Until it exists I have to imagine it, and at the moment there are gaps. There are links and threads I haven’t followed or discovered yet and that’s the best way to put what drives me to explore every aspect of a bands genetic make-up. I’m writing this to the sounds of the Diplo / Santigold mix-tape which is useful to make a point- Santigold has 603,000 listeners on Last.fm (http://www.last.fm/user/david1879). ‘Stiffed’, the new-wave/punk band she sang with before going solo have 15,000.  I love their two albums, discovered with a bit of digging while looking for more Santigold material in the wait for a new album. Likewise The Drums, 543,000 and Jonny Pierce’s previous ‘Elkland’, 11,000. The internet has made it possible to leave no stone unturned- no b-side or studio out-take unheard, no side-project or pre-fame band unfound, and to me, it’s as if i’d be failing in my duty if I didn’t do so. I reverse-engineer bands. Who do they sound like, who else have they recorded with, who sounds like them, it’s a stringent process that’s become second nature that most stuff I listen to has been or will be subjected to and nothing pleases me more than coming up with the goods.

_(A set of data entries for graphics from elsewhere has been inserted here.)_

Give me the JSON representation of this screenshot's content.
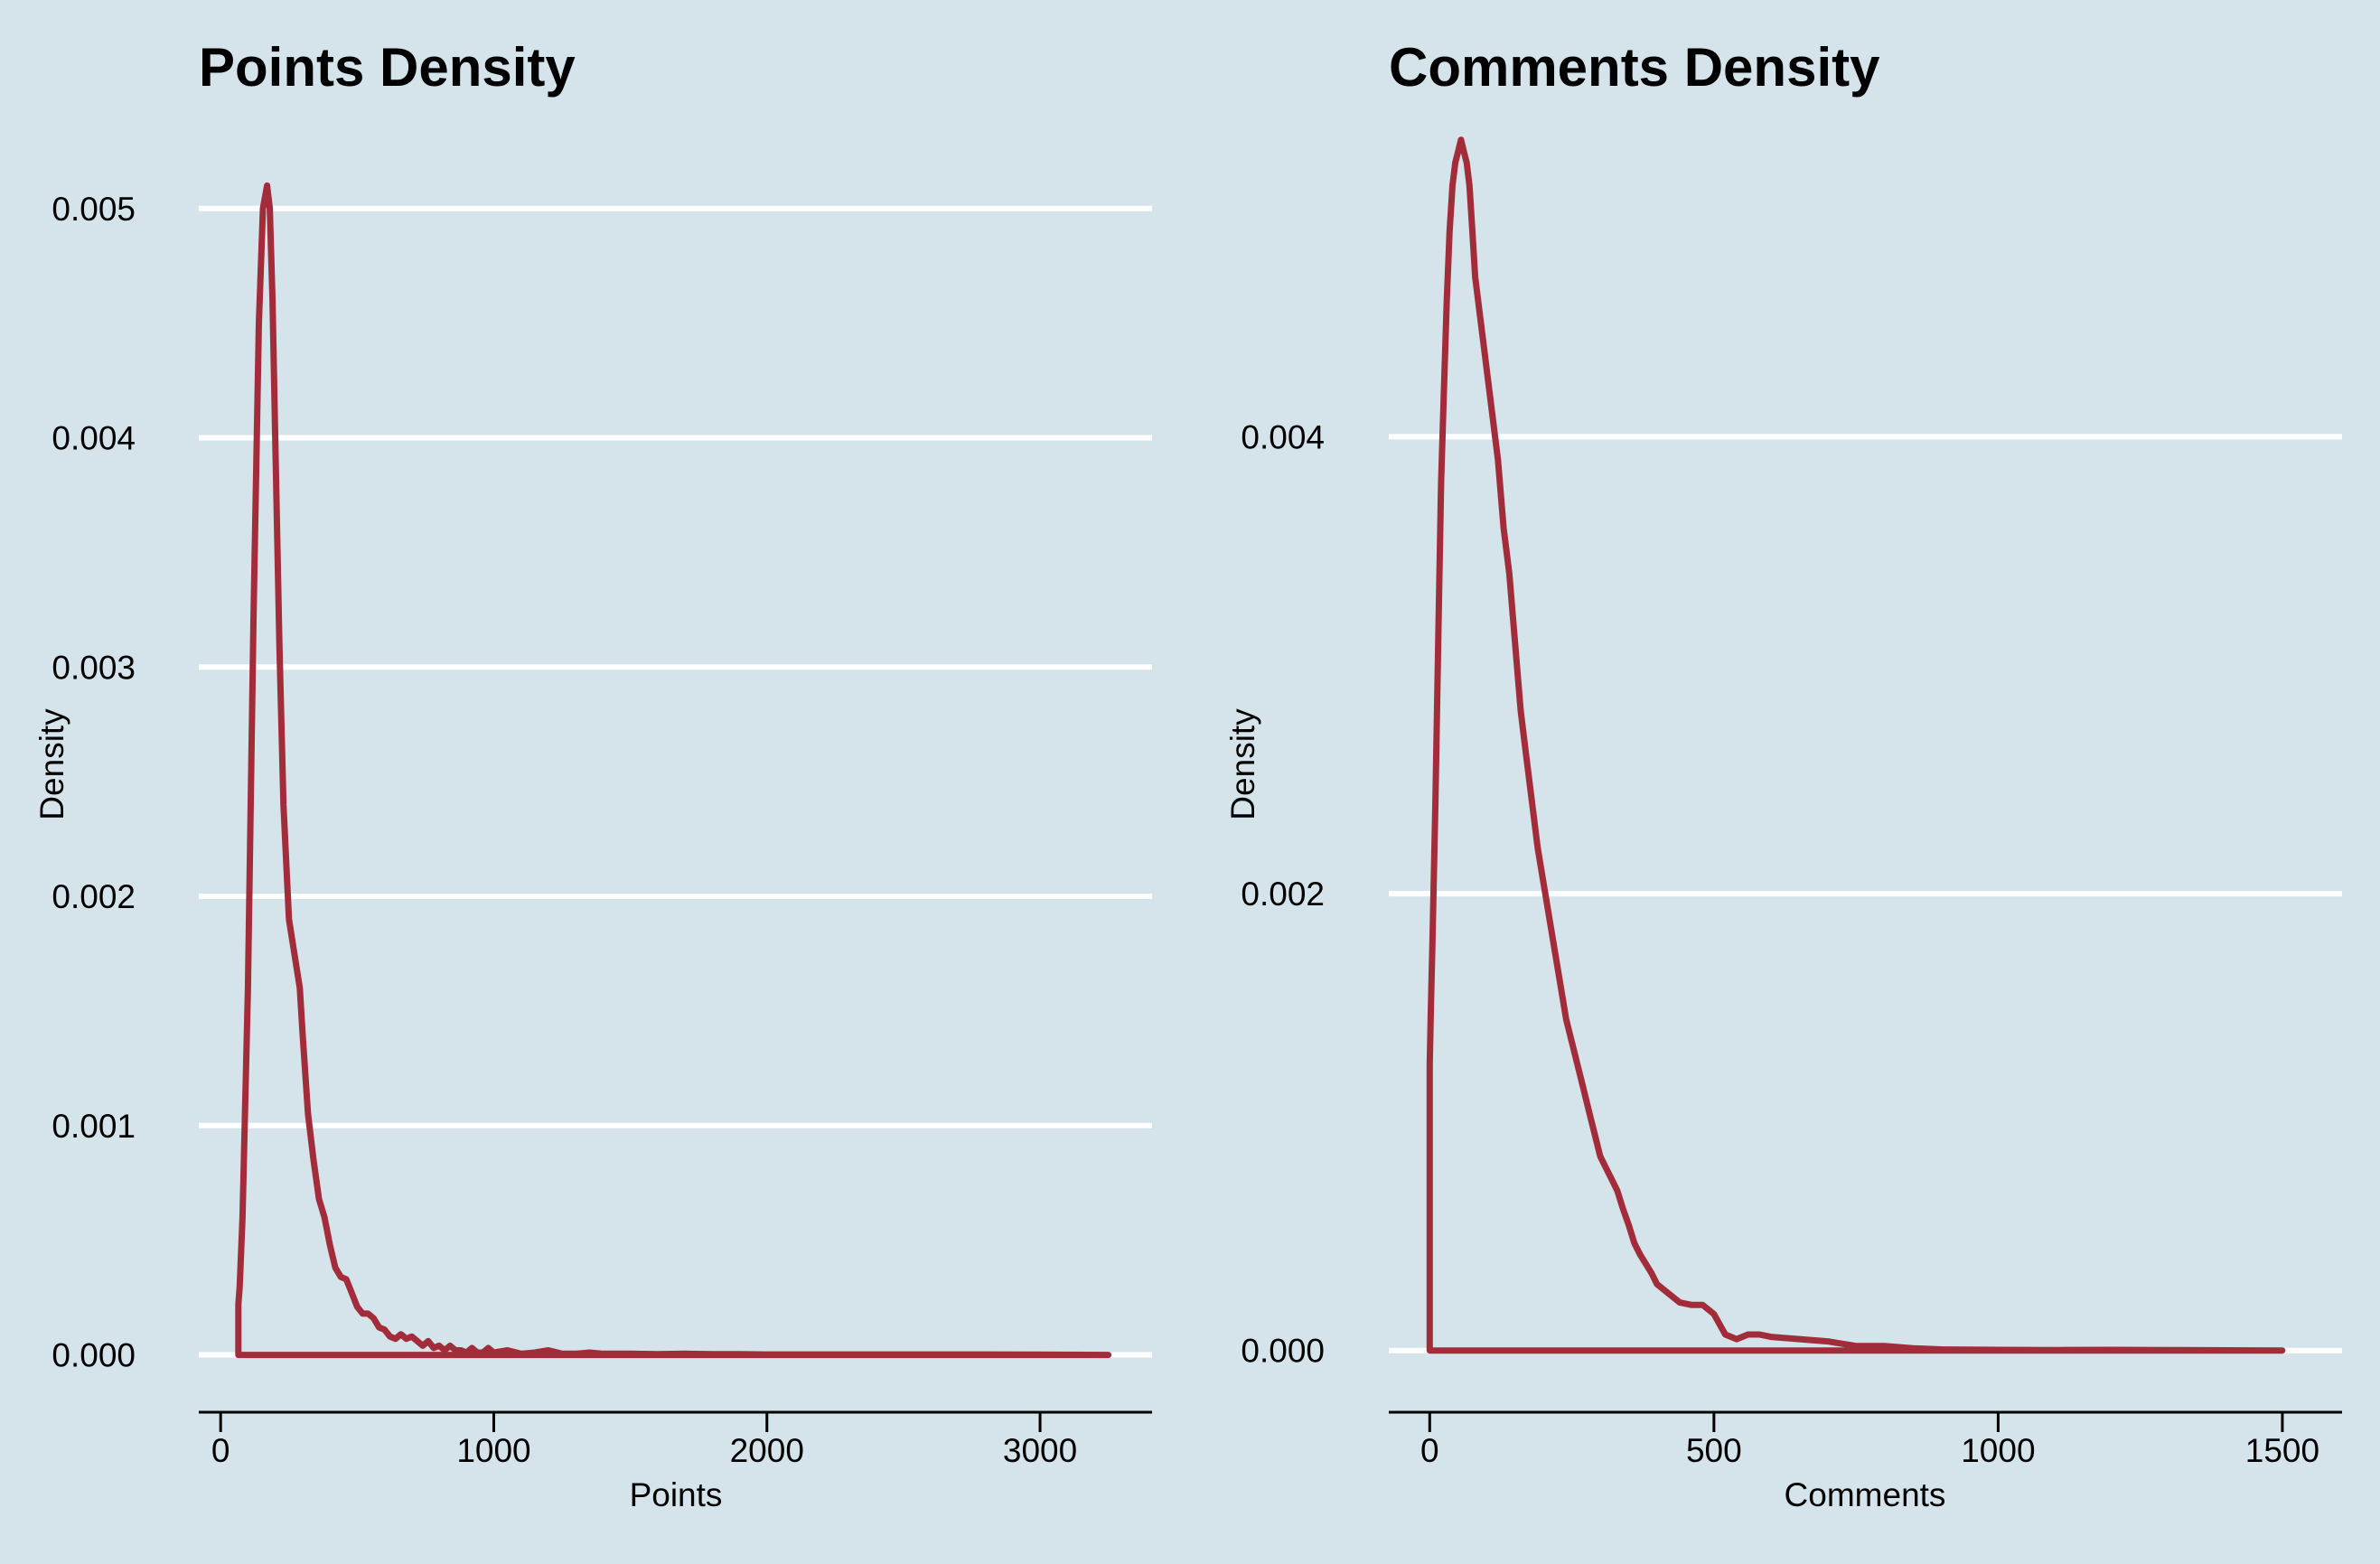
{
  "chart_data": [
    {
      "type": "area",
      "title": "Points Density",
      "xlabel": "Points",
      "ylabel": "Density",
      "xlim": [
        -80,
        3410
      ],
      "ylim": [
        -0.00025,
        0.0052
      ],
      "x_ticks": [
        0,
        1000,
        2000,
        3000
      ],
      "x_tick_labels": [
        "0",
        "1000",
        "2000",
        "3000"
      ],
      "y_ticks": [
        0,
        0.001,
        0.002,
        0.003,
        0.004,
        0.005
      ],
      "y_tick_labels": [
        "0.000",
        "0.001",
        "0.002",
        "0.003",
        "0.004",
        "0.005"
      ],
      "grid": "horizontal",
      "line_color": "#a32c3a",
      "background": "#d5e4eb",
      "x": [
        65,
        70,
        80,
        100,
        120,
        140,
        155,
        170,
        180,
        190,
        200,
        215,
        230,
        250,
        270,
        290,
        300,
        320,
        340,
        360,
        380,
        400,
        420,
        440,
        460,
        480,
        500,
        520,
        540,
        560,
        580,
        600,
        620,
        640,
        660,
        680,
        700,
        720,
        740,
        760,
        780,
        800,
        820,
        840,
        860,
        880,
        900,
        920,
        940,
        960,
        980,
        1000,
        1050,
        1100,
        1150,
        1200,
        1250,
        1300,
        1350,
        1400,
        1500,
        1600,
        1700,
        1800,
        1900,
        2000,
        2200,
        2400,
        2600,
        2800,
        3000,
        3250
      ],
      "y": [
        0.00022,
        0.0003,
        0.0006,
        0.0016,
        0.0032,
        0.0045,
        0.005,
        0.0051,
        0.005,
        0.0046,
        0.004,
        0.0031,
        0.0024,
        0.0019,
        0.00175,
        0.0016,
        0.0014,
        0.00105,
        0.00085,
        0.00068,
        0.0006,
        0.00048,
        0.00038,
        0.00034,
        0.00033,
        0.00027,
        0.00021,
        0.00018,
        0.00018,
        0.00016,
        0.00012,
        0.00011,
        8e-05,
        7e-05,
        9e-05,
        7e-05,
        8e-05,
        6e-05,
        4e-05,
        6e-05,
        3e-05,
        4e-05,
        2e-05,
        4e-05,
        2e-05,
        2e-05,
        1e-05,
        3e-05,
        1e-05,
        1e-05,
        3e-05,
        1e-05,
        2e-05,
        5e-06,
        1e-05,
        2e-05,
        5e-06,
        5e-06,
        1e-05,
        5e-06,
        5e-06,
        3e-06,
        5e-06,
        3e-06,
        3e-06,
        2e-06,
        2e-06,
        2e-06,
        2e-06,
        2e-06,
        1e-06,
        0.0
      ]
    },
    {
      "type": "area",
      "title": "Comments Density",
      "xlabel": "Comments",
      "ylabel": "Density",
      "xlim": [
        -72,
        1605
      ],
      "ylim": [
        -0.00027,
        0.0052
      ],
      "x_ticks": [
        0,
        500,
        1000,
        1500
      ],
      "x_tick_labels": [
        "0",
        "500",
        "1000",
        "1500"
      ],
      "y_ticks": [
        0,
        0.002,
        0.004
      ],
      "y_tick_labels": [
        "0.000",
        "0.002",
        "0.004"
      ],
      "grid": "horizontal",
      "line_color": "#a32c3a",
      "background": "#d5e4eb",
      "x": [
        0,
        2,
        5,
        10,
        15,
        20,
        25,
        30,
        35,
        40,
        45,
        50,
        55,
        60,
        65,
        70,
        75,
        80,
        90,
        100,
        110,
        120,
        130,
        140,
        150,
        160,
        170,
        180,
        190,
        200,
        210,
        220,
        230,
        240,
        250,
        260,
        270,
        280,
        290,
        300,
        310,
        320,
        330,
        340,
        350,
        360,
        370,
        380,
        390,
        400,
        420,
        440,
        460,
        480,
        500,
        520,
        540,
        560,
        580,
        600,
        650,
        700,
        750,
        800,
        850,
        900,
        1000,
        1100,
        1200,
        1300,
        1400,
        1500
      ],
      "y": [
        0.00125,
        0.0015,
        0.0018,
        0.0024,
        0.0031,
        0.0038,
        0.0042,
        0.0046,
        0.0049,
        0.0051,
        0.0052,
        0.00525,
        0.0053,
        0.00525,
        0.0052,
        0.0051,
        0.0049,
        0.0047,
        0.0045,
        0.0043,
        0.0041,
        0.0039,
        0.0036,
        0.0034,
        0.0031,
        0.0028,
        0.0026,
        0.0024,
        0.0022,
        0.00205,
        0.0019,
        0.00175,
        0.0016,
        0.00145,
        0.00135,
        0.00125,
        0.00115,
        0.00105,
        0.00095,
        0.00085,
        0.0008,
        0.00075,
        0.0007,
        0.00062,
        0.00055,
        0.00047,
        0.00042,
        0.00038,
        0.00034,
        0.00029,
        0.00025,
        0.00021,
        0.0002,
        0.0002,
        0.00016,
        7e-05,
        5e-05,
        7e-05,
        7e-05,
        6e-05,
        5e-05,
        4e-05,
        2e-05,
        2e-05,
        1e-05,
        5e-06,
        3e-06,
        2e-06,
        3e-06,
        2e-06,
        1e-06,
        0.0
      ]
    }
  ]
}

As for where my enjoyment of music comes from in the first place, there’s no doubt I get it from my Dad. My earliest musical memory is hearing ‘Lola’ by The Kinks on Capital Gold, the station that I heard most mornings throughout the early years of my life (and have continued to listen to now), and I also remember the weekends he’d spread his record collection on the floor and just play 45’s for hours. Little did I know then that they’d stay with me, committed to memory, the earliest foundations upon which I’d build my own vast library. I couldn’t have had a much more solid start either, those boxes of vinyl containing plenty of punk, 2-tone, new-wave, the odd bit of reggae and ska, and more than a couple of 50’s artists ‘borrowed’ from the collections of HIS Dad. It’s a passion that’s never waned.